Report: For many injured employees, workers’ compensation falls short

An OSHA report shows that many workers go without compensation for eligible injuries or suffer significant income loss even after receiving benefits.

Workplace injuries and illnesses present an all-too-common risk for employees in Staten Island. In 2011, the latest year for which the Bureau of Labor Statistics reports data for New York, over 232,000 workplace injuries occurred in the state. More than 126,000 of these injuries were severe enough to require time off from work or transfers to different positions.

Workers' compensation is designed to provide benefits for medical costs, wage loss and ongoing disablement associated with these work-related injuries. Sadly, though, a new report from the Occupational Safety and Health Administration suggests that this system is not adequately meeting the needs of injured workers.

Ongoing financial burdens

The OSHA report discusses several studies that suggest workers' compensation often falls short financially. One study, which was conducted in New Mexico, found that workers lost about 15 percent of their earnings during the decade after a workplace injury. On average, this translated to $31,000 of income loss. This figure is especially alarming because it is based on workers who received wage loss benefits. Other workers may have faced even greater losses.

Workplace injuries and illnesses can also have secondary economic effects. Often, an injury victim's family members may have to give up work opportunities to act as caregivers, compounding the financial loss. A workplace injury can also cost a worker future earning opportunities. Besides affecting a person's vocational skills, an injury or illness can adversely affect a person's relations with colleagues and chances of promotion.

Troublingly, the workers who have the least financial leeway may also be most at risk for injuries. The report states that lower-wage workers often are exposed to hazardous working conditions and suffer injuries at higher rates than other workers. Similarly, temporary workers often face a combination of new conditions and inadequate training, enhancing the risk of injury.

Unaddressed injuries

Adding to these financial issues, many workers may never report their injuries and illnesses or receive appropriate compensation. The OSHA report cites the following troubling figures:

  • One study found that one in five employees in Massachusetts never received compensation for work-related amputations.
  • Another study found that one-third of California workers didn't receive compensation for the same type of injury. Additionally, one-third of California workers were never compensated for carpal tunnel syndrome.
  • Several studies show that less than 40 percent of workers who are eligible for workers' compensation apply for it.
  • According to one study, as few as 3 percent of workers who suffer from occupational diseases receive compensation for those diseases.

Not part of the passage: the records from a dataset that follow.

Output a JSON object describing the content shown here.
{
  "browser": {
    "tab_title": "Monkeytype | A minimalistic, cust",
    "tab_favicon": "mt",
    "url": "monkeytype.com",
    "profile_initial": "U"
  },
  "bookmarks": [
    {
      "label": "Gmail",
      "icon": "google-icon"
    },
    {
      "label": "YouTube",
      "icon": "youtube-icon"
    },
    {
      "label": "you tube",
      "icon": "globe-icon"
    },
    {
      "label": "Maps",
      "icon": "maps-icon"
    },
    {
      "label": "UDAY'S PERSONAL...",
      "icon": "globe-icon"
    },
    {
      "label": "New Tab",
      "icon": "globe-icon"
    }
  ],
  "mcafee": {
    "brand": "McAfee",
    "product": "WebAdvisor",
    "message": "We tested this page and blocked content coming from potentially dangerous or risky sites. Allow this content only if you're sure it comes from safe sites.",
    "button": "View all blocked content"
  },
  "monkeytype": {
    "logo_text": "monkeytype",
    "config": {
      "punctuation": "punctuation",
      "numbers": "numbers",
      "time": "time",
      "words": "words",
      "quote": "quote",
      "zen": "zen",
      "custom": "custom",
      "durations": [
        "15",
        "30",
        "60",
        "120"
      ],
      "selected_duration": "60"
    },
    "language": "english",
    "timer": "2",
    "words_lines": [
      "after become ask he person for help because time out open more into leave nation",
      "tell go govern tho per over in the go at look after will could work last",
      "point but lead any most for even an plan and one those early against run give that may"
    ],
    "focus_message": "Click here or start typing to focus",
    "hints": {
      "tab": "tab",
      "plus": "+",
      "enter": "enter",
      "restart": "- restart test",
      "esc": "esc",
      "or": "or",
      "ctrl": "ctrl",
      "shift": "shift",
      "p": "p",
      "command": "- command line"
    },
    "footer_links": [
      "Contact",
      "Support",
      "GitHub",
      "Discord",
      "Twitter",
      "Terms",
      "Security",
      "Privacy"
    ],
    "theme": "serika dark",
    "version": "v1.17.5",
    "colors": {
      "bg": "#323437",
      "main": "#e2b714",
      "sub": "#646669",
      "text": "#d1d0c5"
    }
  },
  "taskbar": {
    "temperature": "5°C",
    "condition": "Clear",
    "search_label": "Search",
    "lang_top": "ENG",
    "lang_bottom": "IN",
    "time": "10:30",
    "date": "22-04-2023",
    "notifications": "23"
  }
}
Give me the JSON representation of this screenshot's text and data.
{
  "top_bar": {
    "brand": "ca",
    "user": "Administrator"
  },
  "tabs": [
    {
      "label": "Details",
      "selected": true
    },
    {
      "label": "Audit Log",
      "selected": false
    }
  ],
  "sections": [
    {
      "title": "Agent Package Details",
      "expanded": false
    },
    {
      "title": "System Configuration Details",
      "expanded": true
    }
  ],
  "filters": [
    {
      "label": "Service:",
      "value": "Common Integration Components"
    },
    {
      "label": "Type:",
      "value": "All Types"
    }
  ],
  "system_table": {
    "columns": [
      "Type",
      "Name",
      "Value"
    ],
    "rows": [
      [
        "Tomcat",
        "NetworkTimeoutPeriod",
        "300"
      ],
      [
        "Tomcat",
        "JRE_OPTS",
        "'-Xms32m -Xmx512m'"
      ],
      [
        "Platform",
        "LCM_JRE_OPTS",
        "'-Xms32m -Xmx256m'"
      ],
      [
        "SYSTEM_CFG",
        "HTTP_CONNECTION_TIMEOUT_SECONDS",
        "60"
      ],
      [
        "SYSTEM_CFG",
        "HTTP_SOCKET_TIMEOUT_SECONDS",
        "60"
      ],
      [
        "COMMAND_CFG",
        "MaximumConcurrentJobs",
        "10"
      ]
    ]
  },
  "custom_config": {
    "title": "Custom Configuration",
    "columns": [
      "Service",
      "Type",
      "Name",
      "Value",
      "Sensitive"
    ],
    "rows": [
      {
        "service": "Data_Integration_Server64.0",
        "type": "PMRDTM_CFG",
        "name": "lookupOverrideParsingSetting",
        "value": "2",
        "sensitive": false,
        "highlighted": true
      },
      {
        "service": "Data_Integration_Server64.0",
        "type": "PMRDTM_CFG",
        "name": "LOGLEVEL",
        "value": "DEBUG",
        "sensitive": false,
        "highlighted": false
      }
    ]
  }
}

The report explains that compensation rates for occupational diseases are so low because these diseases often are not identified as work-related. Compensation rates for work-related injuries, in contrast, may be low for various reasons. Some workers may misunderstand their rights or worry that filing a claim will impact their job security. Immigrants whose use of English is limited may also face barriers to making claims.

Unfortunately, workers who fail to seek adequate compensation may face long-term economic consequences. As the report shows, workplace injuries can be financially burdensome even when compensation is awarded. Without compensation, these injuries may prove financially catastrophic.

Seeking professional help

These findings underscore why it is important for injured workers to understand their rights and pursue all available compensation. In New York, workers must file claims within two years of the date of injury. For occupational disease claims, workers are given two years from the date they realized or should have known that the disease was work-related. To increase the likelihood of a favorable outcome, workers should consider speaking to a workers' compensation attorney well before these deadlines.